Beef prices have climbed in part because of rising demand overseas and droughts in recent years that have caused livestock producers to shrink their cattle herds. The average, year-to-date price for 81 percent lean ground beef is $2.18 per pound, said Kevin Good, an analyst at CattleFax, a Colorado-based tracker of the beef industry. That’s up 24 percent from a year ago.
The soaring prices have hurt fast-food restaurants that feature beef as the centerpiece of their menus: Burger King, Wendy’s and McDonald’s — the nation’s three biggest burger chains — all say they’re dealing with higher beef costs.
But fast-food chains, which sometimes pass along additional costs for ingredients to customers, realize there’s only so much people are willing to pay for a burger. So, they’re taking other measures to help ease the pressure, such as slashing expenses elsewhere or trying to get people to order other things on their menus.
Arby’s, a chain best known for its roast beef sandwiches, next week is rolling out a new line of steak sandwiches. But without providing details, CEO Paul Brown said the company is also looking for “more opportunities” to promote chicken, which on average accounts for about 10 percent of sales for the chain.
“There are certain things you can do, which is promote different items,” Brown said in an interview this week when asked how the company is dealing with rising beef costs.
Alex Macedo, president of Burger King’s North American region, also said earlier this year the company is pushing chicken more aggressively to offset rising beef costs. This summer, the chain said it brought back its “Chicken Fries,” which are deep-fried pieces of chicken in the shape of french fries, after “ongoing guest outcries reached a point where they could no longer be ignored.” The dish was introduced in 2005 and taken off the menu in 2012.
Burger King’s website is also currently promoting its Italian Original Chicken Sandwich, as well as a deal for 10 chicken nuggets for $1.49.

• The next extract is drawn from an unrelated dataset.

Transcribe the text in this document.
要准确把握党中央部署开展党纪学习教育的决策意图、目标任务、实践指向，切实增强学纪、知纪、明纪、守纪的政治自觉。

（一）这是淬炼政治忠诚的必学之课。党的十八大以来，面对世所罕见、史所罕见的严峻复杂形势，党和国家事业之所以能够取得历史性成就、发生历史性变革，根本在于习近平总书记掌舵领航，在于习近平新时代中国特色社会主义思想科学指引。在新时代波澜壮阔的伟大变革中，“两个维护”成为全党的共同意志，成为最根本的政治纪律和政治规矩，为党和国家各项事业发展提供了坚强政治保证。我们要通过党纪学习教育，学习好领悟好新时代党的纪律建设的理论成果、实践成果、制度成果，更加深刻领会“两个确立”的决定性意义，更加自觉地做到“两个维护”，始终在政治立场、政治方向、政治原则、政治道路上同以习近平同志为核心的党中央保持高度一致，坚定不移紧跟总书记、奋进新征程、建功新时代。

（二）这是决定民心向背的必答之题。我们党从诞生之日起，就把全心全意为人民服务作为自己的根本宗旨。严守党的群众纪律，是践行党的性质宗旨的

Burger King is working with franchisees to reduce restaurant costs as well. Carrols Restaurant Group, Burger King’s biggest U.S. franchisee, noted that its beef costs were up 32 percent in the latest quarter from a year ago.
Wendy’s on Thursday also announced a plan to cut costs by $30 million to offset challenges, which include rising beef costs. Spokesman Bob Bertini declined to specify how Wendy’s is adjusting its marketing strategy to deal with rising beef costs. But he said “our varied core menu with many chicken and salad options gives us options.”

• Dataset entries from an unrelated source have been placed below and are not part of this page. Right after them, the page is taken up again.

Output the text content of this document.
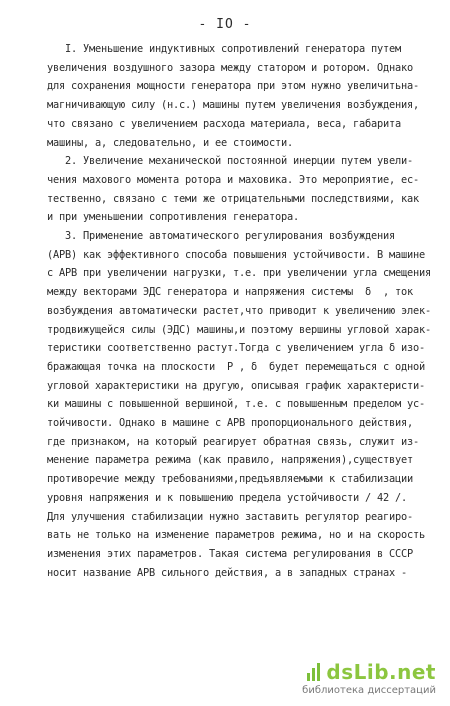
- IO -
I. Уменьшение индуктивных сопротивлений генератора путем
увеличения воздушного зазора между статором и ротором. Однако
для сохранения мощности генератора при этом нужно увеличитьна-
магничивающую силу (н.с.) машины путем увеличения возбуждения,
что связано с увеличением расхода материала, веса, габарита
машины, а, следовательно, и ее стоимости.
2. Увеличение механической постоянной инерции путем увели-
чения махового момента ротора и маховика. Это мероприятие, ес-
тественно, связано с теми же отрицательными последствиями, как
и при уменьшении сопротивления генератора.
3. Применение автоматического регулирования возбуждения
(АРВ) как эффективного способа повышения устойчивости. В машине
с АРВ при увеличении нагрузки, т.е. при увеличении угла смещения
между векторами ЭДС генератора и напряжения системы  δ  , ток
возбуждения автоматически растет,что приводит к увеличению элек-
тродвижущейся силы (ЭДС) машины,и поэтому вершины угловой харак-
теристики соответственно растут.Тогда с увеличением угла δ изо-
бражающая точка на плоскости  P , δ  будет перемещаться с одной
угловой характеристики на другую, описывая график характеристи-
ки машины с повышенной вершиной, т.е. с повышенным пределом ус-
тойчивости. Однако в машине с АРВ пропорционального действия,
где признаком, на который реагирует обратная связь, служит из-
менение параметра режима (как правило, напряжения),существует
противоречие между требованиями,предъявляемыми к стабилизации
уровня напряжения и к повышению предела устойчивости / 42 /.
Для улучшения стабилизации нужно заставить регулятор реагиро-
вать не только на изменение параметров режима, но и на скорость
изменения этих параметров. Такая система регулирования в СССР
носит название АРВ сильного действия, а в западных странах -
dsLib.net
библиотека диссертаций
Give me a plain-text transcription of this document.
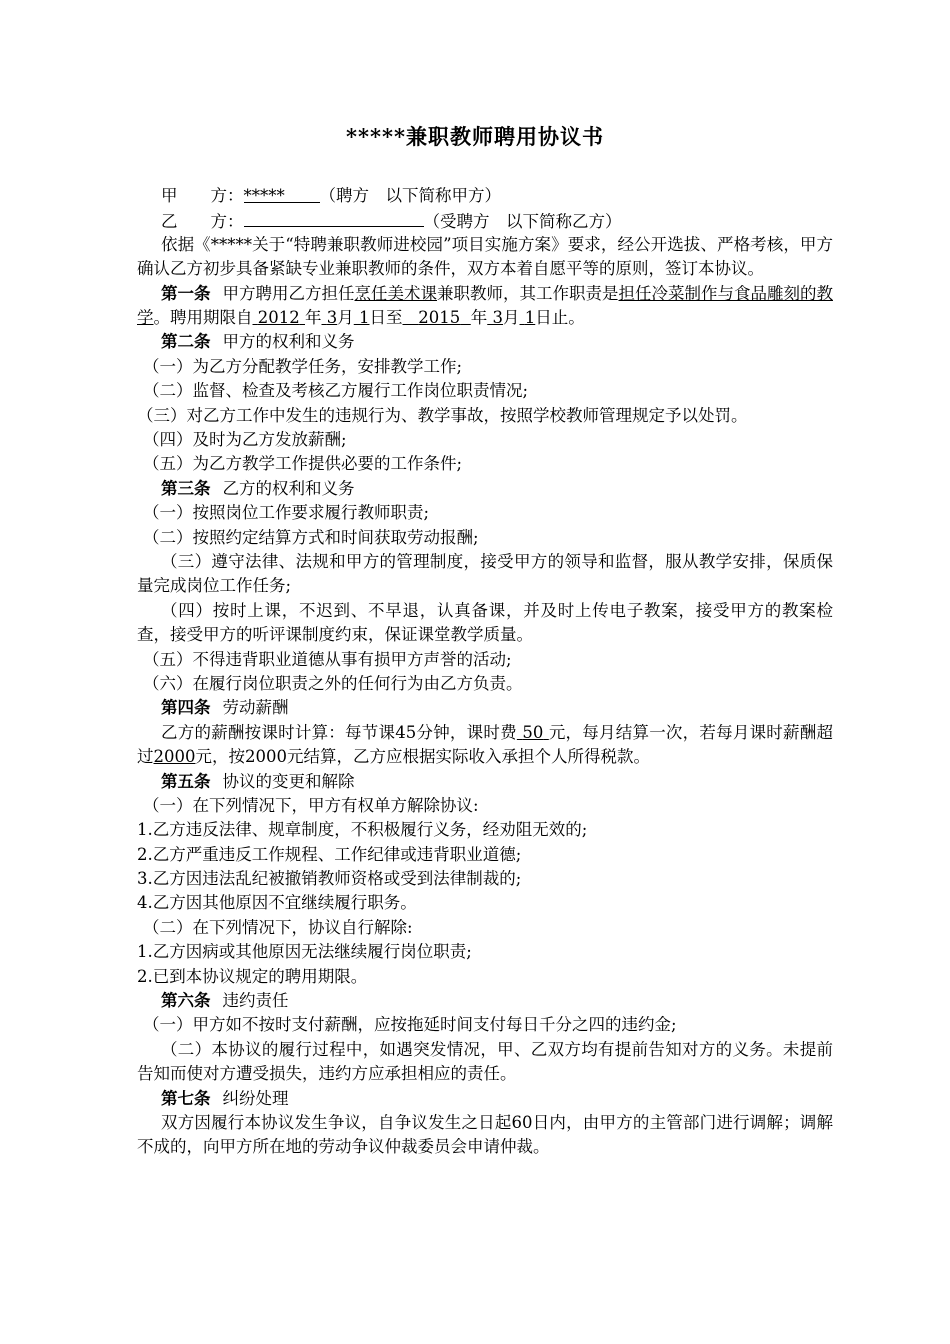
*****兼职教师聘用协议书
甲　　方：***** （聘方　以下简称甲方）
乙　　方：	（受聘方　以下简称乙方）
依据《*****关于“特聘兼职教师进校园”项目实施方案》要求，经公开选拔、严格考核，甲方确认乙方初步具备紧缺专业兼职教师的条件，双方本着自愿平等的原则，签订本协议。
第一条 甲方聘用乙方担任烹任美术课兼职教师，其工作职责是担任冷菜制作与食品雕刻的教学。聘用期限自 2012 年 3月 1日至 2015 年 3月 1日止。
第二条 甲方的权利和义务
（一）为乙方分配教学任务，安排教学工作;
（二）监督、检查及考核乙方履行工作岗位职责情况;
（三）对乙方工作中发生的违规行为、教学事故，按照学校教师管理规定予以处罚。
（四）及时为乙方发放薪酬;
（五）为乙方教学工作提供必要的工作条件;
第三条 乙方的权利和义务
（一）按照岗位工作要求履行教师职责;
（二）按照约定结算方式和时间获取劳动报酬;
（三）遵守法律、法规和甲方的管理制度，接受甲方的领导和监督，服从教学安排，保质保量完成岗位工作任务;
（四）按时上课，不迟到、不早退，认真备课，并及时上传电子教案，接受甲方的教案检查，接受甲方的听评课制度约束，保证课堂教学质量。
（五）不得违背职业道德从事有损甲方声誉的活动;
（六）在履行岗位职责之外的任何行为由乙方负责。
第四条 劳动薪酬
乙方的薪酬按课时计算：每节课45分钟，课时费 50 元，每月结算一次，若每月课时薪酬超过2000元，按2000元结算，乙方应根据实际收入承担个人所得税款。
第五条 协议的变更和解除
（一）在下列情况下，甲方有权单方解除协议:
1.乙方违反法律、规章制度，不积极履行义务，经劝阻无效的;
2.乙方严重违反工作规程、工作纪律或违背职业道德;
3.乙方因违法乱纪被撤销教师资格或受到法律制裁的;
4.乙方因其他原因不宜继续履行职务。
（二）在下列情况下，协议自行解除:
1.乙方因病或其他原因无法继续履行岗位职责;
2.已到本协议规定的聘用期限。
第六条 违约责任
（一）甲方如不按时支付薪酬，应按拖延时间支付每日千分之四的违约金;
（二）本协议的履行过程中，如遇突发情况，甲、乙双方均有提前告知对方的义务。未提前告知而使对方遭受损失，违约方应承担相应的责任。
第七条 纠纷处理
双方因履行本协议发生争议，自争议发生之日起60日内，由甲方的主管部门进行调解；调解不成的，向甲方所在地的劳动争议仲裁委员会申请仲裁。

To drive customer traffic in the U.S., McDonald’s said it’s working to keep prices down despite its rising costs for ingredients. To counter pressures, which include weak sales, McDonald’s Chief Financial Officer Pete Bensen said the company is working with third-party experts to analyze its cost structure, including staffing levels.

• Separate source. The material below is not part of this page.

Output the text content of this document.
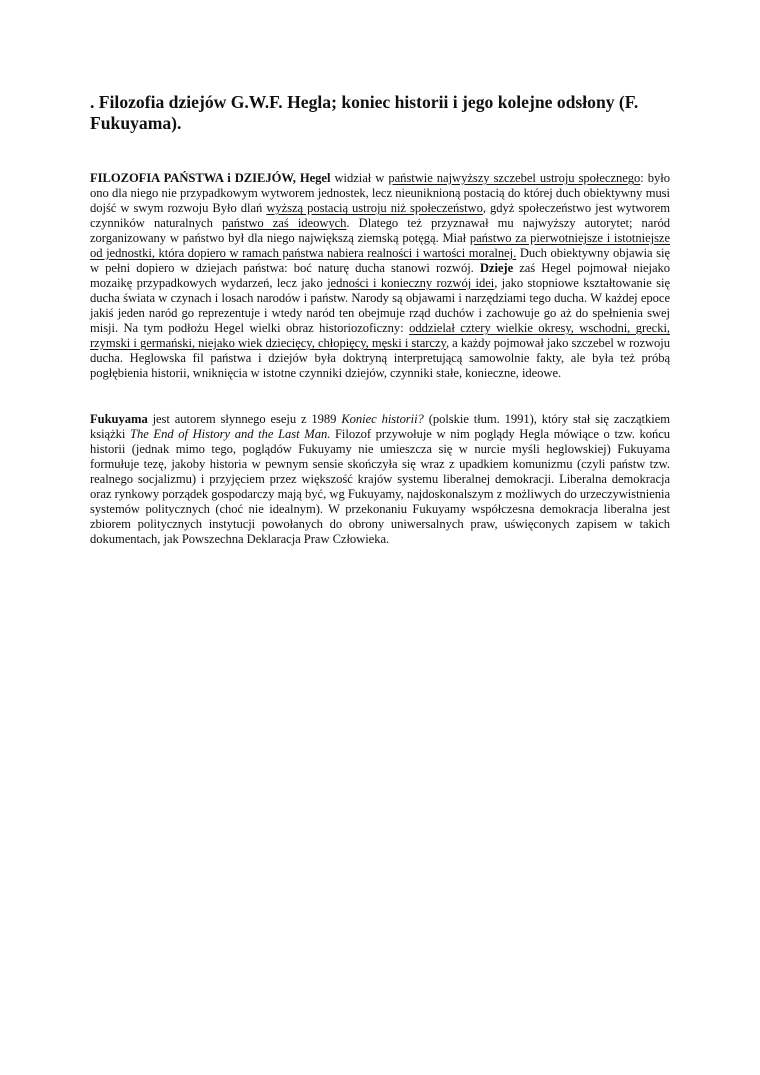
. Filozofia dziejów G.W.F. Hegla; koniec historii i jego kolejne odsłony (F. Fukuyama).

FILOZOFIA PAŃSTWA i DZIEJÓW, Hegel widział w państwie najwyższy szczebel ustroju społecznego: było ono dla niego nie przypadkowym wytworem jednostek, lecz nieuniknioną postacią do której duch obiektywny musi dojść w swym rozwoju Było dlań wyższą postacią ustroju niż społeczeństwo, gdyż społeczeństwo jest wytworem czynników naturalnych państwo zaś ideowych. Dlatego też przyznawał mu najwyższy autorytet; naród zorganizowany w państwo był dla niego największą ziemską potęgą. Miał państwo za pierwotniejsze i istotniejsze od jednostki, która dopiero w ramach państwa nabiera realności i wartości moralnej. Duch obiektywny objawia się w pełni dopiero w dziejach państwa: boć naturę ducha stanowi rozwój. Dzieje zaś Hegel pojmował niejako mozaikę przypadkowych wydarzeń, lecz jako jedności i konieczny rozwój idei, jako stopniowe kształtowanie się ducha świata w czynach i losach narodów i państw. Narody są objawami i narzędziami tego ducha. W każdej epoce jakiś jeden naród go reprezentuje i wtedy naród ten obejmuje rząd duchów i zachowuje go aż do spełnienia swej misji. Na tym podłożu Hegel wielki obraz historiozoficzny: oddzielał cztery wielkie okresy, wschodni, grecki, rzymski i germański, niejako wiek dziecięcy, chłopięcy, męski i starczy, a każdy pojmował jako szczebel w rozwoju ducha. Heglowska fil państwa i dziejów była doktryną interpretującą samowolnie fakty, ale była też próbą pogłębienia historii, wniknięcia w istotne czynniki dziejów, czynniki stałe, konieczne, ideowe.

Fukuyama jest autorem słynnego eseju z 1989 Koniec historii? (polskie tłum. 1991), który stał się zaczątkiem książki The End of History and the Last Man. Filozof przywołuje w nim poglądy Hegla mówiące o tzw. końcu historii (jednak mimo tego, poglądów Fukuyamy nie umieszcza się w nurcie myśli heglowskiej) Fukuyama formułuje tezę, jakoby historia w pewnym sensie skończyła się wraz z upadkiem komunizmu (czyli państw tzw. realnego socjalizmu) i przyjęciem przez większość krajów systemu liberalnej demokracji. Liberalna demokracja oraz rynkowy porządek gospodarczy mają być, wg Fukuyamy, najdoskonalszym z możliwych do urzeczywistnienia systemów politycznych (choć nie idealnym). W przekonaniu Fukuyamy współczesna demokracja liberalna jest zbiorem politycznych instytucji powołanych do obrony uniwersalnych praw, uświęconych zapisem w takich dokumentach, jak Powszechna Deklaracja Praw Człowieka.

That doesn’t mean fast-food customers will be shielded from rising beef costs entirely. Chipotle raised prices nationally by about an average of 6 percent this past year, with the company citing higher costs for ingredients, including beef. But Chipotle is enjoying strong sales growth and is more confident about its ability to raise prices without scaring off customers.
Companies aren’t expecting higher beef prices to ease up anytime soon.
John Harrington, publisher of Hastings, Nebraska-based Feel of the Market who analyzes the cattle market, said livestock producers are just starting to replenish their herds after a drought in recent years. As such, he doesn’t expect prices to ease until 2017.
“It just takes so long — two to three years to a breed a cow. You have to get the calf on the ground, grow the calf and then butcher the animal,” Harrington said.